In that “Biographic Questionnaire,” I came across a funny question, which ran along the lines of “are you the first person in your family to attend college?” Why did this matter? Neither of my parents had. But my stepbrother–whom I barely knew and had never grown up with–was now a psychology professor at a small college in Washington state. How about him? I shrugged it off: Americans have nuclear families, right? Stepsiblings probably don’t count. Unlike me, my mother fretted about the forms. If it was Singapore we’d probably have had to submit supporting documentation for the last ten years of income and expenditure, along with birth certificates and tax forms. (No, I’m only half joking: they would already have the information.)

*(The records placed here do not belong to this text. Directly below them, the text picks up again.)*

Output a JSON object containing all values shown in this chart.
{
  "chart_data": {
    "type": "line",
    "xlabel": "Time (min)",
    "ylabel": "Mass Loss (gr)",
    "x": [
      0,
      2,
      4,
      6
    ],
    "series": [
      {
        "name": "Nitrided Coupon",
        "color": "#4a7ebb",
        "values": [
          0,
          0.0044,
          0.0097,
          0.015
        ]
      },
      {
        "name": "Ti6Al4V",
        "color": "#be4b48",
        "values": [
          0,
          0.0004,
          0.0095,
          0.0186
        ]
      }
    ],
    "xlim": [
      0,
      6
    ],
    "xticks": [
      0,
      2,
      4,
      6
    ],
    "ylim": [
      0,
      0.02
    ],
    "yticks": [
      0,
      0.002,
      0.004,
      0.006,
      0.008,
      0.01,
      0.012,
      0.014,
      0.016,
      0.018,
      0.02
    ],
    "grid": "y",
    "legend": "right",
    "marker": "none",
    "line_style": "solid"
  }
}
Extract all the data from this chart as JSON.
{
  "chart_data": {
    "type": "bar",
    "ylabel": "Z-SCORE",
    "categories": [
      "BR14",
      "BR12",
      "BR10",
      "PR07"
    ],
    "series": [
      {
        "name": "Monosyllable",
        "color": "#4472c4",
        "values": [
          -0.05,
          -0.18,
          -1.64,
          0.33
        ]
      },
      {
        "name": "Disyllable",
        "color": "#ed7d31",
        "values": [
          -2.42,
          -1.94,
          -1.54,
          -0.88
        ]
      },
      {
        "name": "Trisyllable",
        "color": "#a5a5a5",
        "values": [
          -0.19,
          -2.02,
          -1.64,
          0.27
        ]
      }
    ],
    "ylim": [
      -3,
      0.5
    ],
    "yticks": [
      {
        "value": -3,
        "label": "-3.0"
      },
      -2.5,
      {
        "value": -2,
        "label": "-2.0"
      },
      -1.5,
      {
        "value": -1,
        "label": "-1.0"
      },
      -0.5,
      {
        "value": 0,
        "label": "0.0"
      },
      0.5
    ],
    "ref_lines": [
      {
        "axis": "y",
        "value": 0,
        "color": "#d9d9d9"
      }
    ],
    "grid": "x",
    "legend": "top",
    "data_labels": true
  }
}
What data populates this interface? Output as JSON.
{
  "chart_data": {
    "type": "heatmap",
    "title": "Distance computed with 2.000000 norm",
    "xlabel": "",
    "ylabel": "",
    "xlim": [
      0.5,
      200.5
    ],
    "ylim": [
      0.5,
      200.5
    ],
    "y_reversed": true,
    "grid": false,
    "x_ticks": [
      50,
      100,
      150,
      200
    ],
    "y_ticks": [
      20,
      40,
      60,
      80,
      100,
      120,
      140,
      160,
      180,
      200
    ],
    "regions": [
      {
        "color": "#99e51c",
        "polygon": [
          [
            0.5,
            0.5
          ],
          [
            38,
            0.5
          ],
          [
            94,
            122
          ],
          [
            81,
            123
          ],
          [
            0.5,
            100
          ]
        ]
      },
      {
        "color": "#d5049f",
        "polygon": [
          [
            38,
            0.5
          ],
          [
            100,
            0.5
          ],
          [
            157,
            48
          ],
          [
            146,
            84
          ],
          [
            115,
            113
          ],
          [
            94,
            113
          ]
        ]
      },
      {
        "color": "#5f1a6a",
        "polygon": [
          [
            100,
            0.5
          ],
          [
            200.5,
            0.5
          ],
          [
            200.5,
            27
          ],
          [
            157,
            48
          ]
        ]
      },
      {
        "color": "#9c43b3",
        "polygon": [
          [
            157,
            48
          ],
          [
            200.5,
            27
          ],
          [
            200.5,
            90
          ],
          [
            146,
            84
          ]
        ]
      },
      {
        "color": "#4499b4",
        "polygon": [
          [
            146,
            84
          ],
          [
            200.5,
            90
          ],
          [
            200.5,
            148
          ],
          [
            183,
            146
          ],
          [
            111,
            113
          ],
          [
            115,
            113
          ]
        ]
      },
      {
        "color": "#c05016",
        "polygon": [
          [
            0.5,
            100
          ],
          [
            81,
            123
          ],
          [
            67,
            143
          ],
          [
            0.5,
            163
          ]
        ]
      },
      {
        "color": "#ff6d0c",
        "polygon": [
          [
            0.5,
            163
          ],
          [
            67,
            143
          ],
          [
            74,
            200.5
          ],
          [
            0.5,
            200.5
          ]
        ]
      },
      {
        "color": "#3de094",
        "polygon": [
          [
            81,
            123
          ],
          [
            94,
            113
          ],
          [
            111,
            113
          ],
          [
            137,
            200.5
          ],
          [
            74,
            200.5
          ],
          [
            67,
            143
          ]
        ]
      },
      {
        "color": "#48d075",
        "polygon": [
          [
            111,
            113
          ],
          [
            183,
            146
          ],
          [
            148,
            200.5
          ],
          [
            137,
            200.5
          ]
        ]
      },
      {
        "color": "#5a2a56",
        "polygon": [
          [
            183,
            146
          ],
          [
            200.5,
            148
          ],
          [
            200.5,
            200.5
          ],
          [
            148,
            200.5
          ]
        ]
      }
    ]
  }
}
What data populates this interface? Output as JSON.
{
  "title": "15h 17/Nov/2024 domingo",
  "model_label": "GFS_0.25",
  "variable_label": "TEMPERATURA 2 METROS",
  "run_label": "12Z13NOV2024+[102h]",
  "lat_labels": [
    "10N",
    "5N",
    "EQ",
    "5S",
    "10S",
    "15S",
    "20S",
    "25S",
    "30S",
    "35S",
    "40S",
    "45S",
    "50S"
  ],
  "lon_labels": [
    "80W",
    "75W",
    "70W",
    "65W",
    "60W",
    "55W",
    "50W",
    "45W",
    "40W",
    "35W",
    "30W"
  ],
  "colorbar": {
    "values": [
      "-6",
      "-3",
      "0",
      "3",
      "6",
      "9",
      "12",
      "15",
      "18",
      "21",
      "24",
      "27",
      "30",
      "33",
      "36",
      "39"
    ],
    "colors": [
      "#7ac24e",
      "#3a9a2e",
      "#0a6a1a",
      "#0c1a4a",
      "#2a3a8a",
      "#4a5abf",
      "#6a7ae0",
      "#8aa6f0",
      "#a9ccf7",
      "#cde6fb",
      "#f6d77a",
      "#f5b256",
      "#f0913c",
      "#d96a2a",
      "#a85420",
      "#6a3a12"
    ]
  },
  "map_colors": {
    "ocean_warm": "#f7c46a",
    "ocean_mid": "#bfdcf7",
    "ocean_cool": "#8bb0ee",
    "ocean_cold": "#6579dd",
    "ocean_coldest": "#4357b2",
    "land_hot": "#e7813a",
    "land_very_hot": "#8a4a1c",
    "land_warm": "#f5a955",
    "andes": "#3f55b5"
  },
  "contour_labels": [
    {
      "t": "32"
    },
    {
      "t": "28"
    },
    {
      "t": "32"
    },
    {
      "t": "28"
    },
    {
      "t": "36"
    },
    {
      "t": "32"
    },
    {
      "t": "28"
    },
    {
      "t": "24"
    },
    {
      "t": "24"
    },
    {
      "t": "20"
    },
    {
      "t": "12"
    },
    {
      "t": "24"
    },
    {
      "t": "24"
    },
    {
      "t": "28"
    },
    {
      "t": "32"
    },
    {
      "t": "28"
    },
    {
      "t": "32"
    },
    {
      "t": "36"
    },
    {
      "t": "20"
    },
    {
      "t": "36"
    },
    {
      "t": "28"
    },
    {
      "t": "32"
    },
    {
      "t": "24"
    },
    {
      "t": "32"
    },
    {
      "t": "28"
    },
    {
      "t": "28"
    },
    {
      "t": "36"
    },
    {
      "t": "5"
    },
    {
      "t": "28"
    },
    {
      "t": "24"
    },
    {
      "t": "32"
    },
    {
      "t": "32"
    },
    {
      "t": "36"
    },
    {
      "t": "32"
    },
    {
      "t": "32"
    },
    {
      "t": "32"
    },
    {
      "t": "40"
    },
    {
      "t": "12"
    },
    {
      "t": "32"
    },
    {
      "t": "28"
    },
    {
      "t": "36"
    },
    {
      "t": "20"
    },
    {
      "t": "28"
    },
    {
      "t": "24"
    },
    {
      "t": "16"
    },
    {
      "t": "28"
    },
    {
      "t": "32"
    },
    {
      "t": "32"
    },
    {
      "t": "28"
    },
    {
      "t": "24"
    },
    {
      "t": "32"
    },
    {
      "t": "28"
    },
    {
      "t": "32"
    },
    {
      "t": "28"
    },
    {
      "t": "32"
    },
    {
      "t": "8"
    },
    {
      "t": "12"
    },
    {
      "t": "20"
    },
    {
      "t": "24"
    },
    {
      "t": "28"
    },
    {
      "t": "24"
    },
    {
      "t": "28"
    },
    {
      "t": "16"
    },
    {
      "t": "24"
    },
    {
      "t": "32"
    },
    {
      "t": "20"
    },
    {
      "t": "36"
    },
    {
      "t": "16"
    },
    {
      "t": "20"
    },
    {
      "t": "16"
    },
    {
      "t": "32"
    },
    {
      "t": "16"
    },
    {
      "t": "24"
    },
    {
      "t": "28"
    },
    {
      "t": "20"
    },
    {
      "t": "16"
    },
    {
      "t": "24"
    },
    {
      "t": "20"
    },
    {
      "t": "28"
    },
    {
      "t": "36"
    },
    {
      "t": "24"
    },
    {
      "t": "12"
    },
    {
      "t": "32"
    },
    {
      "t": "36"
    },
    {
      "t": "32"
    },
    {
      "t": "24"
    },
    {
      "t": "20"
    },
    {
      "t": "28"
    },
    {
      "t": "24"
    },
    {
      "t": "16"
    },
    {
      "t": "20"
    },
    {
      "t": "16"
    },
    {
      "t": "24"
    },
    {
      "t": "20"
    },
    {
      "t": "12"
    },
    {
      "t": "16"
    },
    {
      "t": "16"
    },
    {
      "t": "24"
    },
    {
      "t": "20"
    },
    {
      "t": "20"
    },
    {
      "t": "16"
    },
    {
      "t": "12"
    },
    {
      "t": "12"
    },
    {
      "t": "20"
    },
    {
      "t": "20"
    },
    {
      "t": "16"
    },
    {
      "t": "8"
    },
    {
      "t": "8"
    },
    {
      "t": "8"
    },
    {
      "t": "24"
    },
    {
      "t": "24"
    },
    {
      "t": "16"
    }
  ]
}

Thankfully, the money came through. And naturally, I continued checking that box throughout college, and claimed for myself the identity of a First-Generation College Student. If anything, I thought, surely it was an advantage, since it reduced the miniscule possibility that my financial aid would ever be cut. Otherwise, I argued over dining-hall tables and across seminar rooms with the kids of doctors, academics, lawyers, researchers, thinking little about my own patrimony, the son of an administrative assistant and a middling businessman with a late-career turn to property management. Other than that box on a form I had to fill out once a year, that first-generation status was not something I ever noticed.